Checking if a union alternative is active

Document #: P2641R0
Date: 2022-09-09
Project: Programming Language C++
Audience: EWG, LEWG
Reply-to: Barry Revzin
<>
Daveed Vandevoorde
<>

1 Introduction

Let’s say you want to implement an Optional<bool> such that sizeof(Optional<bool>) == 1. This is conceptually doable since bool only has 2 states, but takes up a whole byte anyway, which leaves 254 bit patterns to use to express other criteria (i.e. that the Optional is disengaged).

There are two ways to do this, neither of which have undefined behavior:

Union
Reinterpret
struct OptBool {
  union { bool b; char c; };

  OptBool() : c(2) { }
  OptBool(bool b) : b(b) { }

  auto has_value() const -> bool {
    return c != 2;
  }

  auto operator*() -> bool& {
    return b;
  }
};
struct OptBool {
  char c;

  OptBool() : c(2) { }
  OptBool(bool b) { new (&c) bool(b); }

  auto has_value() const -> bool {
    return c != 2;
  }

  auto operator*() -> bool& {
    return (bool&)c;
  }
};

Both of these are fine: operator* works because we are returning a reference to a very-much-live bool in both cases, and has_value() works because we are allowed read through a char (explicitly, per [basic.lval]/11.31).

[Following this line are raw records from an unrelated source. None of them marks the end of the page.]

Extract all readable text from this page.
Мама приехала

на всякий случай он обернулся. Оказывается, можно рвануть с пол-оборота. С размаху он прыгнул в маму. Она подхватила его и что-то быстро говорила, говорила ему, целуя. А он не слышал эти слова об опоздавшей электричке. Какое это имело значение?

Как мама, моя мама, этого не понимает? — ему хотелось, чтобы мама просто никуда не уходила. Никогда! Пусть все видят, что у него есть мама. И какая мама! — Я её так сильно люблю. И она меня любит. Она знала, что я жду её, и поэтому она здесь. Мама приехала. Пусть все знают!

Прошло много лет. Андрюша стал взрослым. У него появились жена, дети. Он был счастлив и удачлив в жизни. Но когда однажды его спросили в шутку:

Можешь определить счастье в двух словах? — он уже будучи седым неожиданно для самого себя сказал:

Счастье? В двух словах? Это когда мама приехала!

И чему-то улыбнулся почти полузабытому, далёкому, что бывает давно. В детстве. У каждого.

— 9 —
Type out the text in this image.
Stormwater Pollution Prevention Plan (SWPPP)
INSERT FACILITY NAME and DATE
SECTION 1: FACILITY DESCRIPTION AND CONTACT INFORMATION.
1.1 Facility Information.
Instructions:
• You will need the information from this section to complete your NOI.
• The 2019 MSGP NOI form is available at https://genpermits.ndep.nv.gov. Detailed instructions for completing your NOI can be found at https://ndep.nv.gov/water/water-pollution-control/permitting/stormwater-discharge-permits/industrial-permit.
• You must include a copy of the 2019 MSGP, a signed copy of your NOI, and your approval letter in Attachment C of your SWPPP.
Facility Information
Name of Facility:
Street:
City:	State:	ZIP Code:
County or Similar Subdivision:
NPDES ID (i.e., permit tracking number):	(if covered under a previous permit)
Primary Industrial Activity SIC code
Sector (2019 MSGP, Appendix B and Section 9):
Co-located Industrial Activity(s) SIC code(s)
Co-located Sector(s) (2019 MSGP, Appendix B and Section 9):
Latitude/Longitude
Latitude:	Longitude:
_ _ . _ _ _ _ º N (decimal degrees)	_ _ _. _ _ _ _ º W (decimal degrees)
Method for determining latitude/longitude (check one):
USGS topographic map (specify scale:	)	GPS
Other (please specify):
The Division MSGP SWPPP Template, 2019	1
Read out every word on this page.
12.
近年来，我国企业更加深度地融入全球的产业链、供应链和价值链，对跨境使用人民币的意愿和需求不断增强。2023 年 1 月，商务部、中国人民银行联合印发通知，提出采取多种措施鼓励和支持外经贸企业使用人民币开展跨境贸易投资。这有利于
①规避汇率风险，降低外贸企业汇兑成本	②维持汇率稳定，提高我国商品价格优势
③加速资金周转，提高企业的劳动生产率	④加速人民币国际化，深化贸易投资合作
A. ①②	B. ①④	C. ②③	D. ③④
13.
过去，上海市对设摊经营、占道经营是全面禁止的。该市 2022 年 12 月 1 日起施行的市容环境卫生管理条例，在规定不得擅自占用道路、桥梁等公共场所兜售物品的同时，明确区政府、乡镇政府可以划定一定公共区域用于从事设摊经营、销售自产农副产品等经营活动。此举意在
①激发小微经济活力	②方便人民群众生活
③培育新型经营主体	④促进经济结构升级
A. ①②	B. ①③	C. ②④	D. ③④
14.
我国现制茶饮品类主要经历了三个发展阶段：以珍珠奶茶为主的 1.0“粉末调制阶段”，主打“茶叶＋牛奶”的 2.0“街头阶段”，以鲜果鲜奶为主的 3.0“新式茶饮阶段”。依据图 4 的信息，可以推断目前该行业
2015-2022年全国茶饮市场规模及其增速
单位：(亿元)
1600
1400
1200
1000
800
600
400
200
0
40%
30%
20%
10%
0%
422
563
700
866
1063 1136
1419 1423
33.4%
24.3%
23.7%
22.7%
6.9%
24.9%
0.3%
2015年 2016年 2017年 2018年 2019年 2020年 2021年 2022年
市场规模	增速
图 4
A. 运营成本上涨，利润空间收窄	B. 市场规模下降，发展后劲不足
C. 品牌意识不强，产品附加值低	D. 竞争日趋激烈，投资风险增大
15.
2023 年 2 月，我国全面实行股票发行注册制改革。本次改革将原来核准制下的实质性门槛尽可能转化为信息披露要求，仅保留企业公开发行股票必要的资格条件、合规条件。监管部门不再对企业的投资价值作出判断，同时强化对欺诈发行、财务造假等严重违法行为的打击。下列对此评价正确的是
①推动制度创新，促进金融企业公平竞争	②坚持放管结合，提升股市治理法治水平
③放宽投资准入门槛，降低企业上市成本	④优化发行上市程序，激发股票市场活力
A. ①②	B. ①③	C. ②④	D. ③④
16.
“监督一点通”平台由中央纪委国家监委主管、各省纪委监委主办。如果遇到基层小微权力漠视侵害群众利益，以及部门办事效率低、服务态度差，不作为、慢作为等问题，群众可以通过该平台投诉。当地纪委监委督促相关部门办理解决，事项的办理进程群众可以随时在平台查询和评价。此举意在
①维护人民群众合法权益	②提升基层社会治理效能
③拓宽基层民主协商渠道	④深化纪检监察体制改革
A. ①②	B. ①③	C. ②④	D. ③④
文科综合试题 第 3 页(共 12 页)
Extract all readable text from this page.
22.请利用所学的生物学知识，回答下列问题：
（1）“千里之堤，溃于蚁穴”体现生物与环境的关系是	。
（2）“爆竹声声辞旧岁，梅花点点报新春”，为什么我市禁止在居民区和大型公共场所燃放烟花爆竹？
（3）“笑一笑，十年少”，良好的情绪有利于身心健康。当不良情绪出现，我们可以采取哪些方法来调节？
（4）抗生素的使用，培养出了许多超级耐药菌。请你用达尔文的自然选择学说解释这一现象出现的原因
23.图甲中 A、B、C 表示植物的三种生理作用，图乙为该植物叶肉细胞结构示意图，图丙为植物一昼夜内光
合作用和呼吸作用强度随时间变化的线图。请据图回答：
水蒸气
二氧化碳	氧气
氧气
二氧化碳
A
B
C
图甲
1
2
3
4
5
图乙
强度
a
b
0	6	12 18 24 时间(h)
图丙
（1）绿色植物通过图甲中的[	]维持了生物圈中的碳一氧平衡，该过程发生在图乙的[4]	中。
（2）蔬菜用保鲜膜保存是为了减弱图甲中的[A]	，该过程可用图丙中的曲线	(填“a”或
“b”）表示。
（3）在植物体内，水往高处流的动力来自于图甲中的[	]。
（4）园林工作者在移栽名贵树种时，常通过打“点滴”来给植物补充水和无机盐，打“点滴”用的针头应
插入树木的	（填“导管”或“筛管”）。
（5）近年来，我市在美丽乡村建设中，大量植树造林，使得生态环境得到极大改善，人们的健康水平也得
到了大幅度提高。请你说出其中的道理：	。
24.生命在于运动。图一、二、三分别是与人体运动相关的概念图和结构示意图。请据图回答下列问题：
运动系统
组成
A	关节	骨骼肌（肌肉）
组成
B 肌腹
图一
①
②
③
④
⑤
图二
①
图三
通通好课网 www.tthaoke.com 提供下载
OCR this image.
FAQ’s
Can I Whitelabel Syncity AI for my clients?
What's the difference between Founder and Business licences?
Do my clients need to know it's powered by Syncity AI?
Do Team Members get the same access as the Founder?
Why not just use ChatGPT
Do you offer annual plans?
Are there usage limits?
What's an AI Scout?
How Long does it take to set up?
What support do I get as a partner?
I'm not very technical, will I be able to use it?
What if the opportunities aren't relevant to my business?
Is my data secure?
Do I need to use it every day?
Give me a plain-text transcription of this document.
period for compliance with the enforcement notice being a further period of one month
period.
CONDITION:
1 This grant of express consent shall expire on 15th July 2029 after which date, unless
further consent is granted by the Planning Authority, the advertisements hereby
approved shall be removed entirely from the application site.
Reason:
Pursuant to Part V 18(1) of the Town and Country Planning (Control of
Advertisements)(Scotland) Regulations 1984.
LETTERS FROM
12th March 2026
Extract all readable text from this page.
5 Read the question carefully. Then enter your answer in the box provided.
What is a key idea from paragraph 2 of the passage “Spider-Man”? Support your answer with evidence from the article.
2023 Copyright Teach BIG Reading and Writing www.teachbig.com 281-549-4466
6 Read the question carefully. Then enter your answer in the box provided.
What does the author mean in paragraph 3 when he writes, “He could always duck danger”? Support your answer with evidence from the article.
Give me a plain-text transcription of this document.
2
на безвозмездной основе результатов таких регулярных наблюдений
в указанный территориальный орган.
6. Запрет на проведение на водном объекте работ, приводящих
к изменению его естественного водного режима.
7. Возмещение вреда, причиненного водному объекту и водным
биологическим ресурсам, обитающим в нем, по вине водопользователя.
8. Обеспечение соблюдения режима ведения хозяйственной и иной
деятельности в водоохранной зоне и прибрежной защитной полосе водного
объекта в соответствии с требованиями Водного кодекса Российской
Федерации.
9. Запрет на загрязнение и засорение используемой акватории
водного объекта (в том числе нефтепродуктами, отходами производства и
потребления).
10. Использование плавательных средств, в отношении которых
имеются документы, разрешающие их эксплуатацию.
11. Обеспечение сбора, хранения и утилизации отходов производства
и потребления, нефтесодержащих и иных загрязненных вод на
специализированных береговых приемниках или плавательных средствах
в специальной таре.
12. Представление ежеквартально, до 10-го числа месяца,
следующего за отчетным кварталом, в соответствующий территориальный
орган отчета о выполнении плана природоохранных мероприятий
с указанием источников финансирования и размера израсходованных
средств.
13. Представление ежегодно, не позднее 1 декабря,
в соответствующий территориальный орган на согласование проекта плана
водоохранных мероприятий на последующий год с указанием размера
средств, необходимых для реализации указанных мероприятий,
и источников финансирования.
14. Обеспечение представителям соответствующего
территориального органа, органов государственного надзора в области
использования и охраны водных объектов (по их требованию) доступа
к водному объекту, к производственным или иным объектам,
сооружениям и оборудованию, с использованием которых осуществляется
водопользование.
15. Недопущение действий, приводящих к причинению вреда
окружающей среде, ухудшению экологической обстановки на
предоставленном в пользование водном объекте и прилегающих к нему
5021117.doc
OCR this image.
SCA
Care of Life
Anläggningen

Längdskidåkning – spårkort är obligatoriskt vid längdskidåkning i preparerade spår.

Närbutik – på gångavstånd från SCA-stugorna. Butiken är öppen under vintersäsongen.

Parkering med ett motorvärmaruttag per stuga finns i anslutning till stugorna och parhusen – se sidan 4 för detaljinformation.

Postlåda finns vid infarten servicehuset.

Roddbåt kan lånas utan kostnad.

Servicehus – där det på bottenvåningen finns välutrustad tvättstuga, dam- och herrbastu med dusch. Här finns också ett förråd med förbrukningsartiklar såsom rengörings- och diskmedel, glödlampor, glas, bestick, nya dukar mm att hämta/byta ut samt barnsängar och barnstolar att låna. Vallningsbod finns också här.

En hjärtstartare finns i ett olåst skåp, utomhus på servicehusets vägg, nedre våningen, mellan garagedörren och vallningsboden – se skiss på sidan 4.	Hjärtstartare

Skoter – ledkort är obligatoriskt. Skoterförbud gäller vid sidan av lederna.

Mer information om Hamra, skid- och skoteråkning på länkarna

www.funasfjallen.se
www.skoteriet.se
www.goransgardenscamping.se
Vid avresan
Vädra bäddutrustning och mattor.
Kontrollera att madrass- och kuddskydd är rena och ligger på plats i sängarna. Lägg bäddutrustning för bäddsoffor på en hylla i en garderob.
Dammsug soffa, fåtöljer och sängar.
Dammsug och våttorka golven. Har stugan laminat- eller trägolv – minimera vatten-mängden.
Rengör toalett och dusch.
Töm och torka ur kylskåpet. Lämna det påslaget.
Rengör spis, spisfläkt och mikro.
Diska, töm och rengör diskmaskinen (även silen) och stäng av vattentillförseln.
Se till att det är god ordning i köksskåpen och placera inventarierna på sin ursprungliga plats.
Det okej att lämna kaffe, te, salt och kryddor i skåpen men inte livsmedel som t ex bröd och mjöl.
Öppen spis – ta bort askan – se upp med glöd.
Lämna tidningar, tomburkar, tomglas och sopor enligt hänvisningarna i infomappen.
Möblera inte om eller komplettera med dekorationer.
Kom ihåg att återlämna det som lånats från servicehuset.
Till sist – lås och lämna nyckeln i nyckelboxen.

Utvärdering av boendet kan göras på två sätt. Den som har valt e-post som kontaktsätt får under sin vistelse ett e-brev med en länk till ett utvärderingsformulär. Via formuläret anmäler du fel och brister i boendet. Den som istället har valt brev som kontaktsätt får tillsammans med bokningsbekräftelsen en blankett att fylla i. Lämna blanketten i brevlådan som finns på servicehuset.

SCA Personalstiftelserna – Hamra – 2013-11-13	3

However, try to make this work in constexpr and we immediately run into problems.

The union solution has a problem with has_value() because we’re not allowed to read the non-active member of a union ([expr.const]/5.9). c isn’t the active member of that union, so we can’t read from it, even though it’s char.

The reinterpet solution has two problems:

This is unfortunate - we have a well-defined runtime solution that we cannot use during constant evaluation time. It’d be nice to do better.

2 Proposal

Supporting the reinterpret solution is expensive - since it requires the implementation to track multiple types for the same bytes. But supporting the union solution, because it’s more structured (and thus arguably better anyway), is very feasible. After all, our problem is localized to has_value().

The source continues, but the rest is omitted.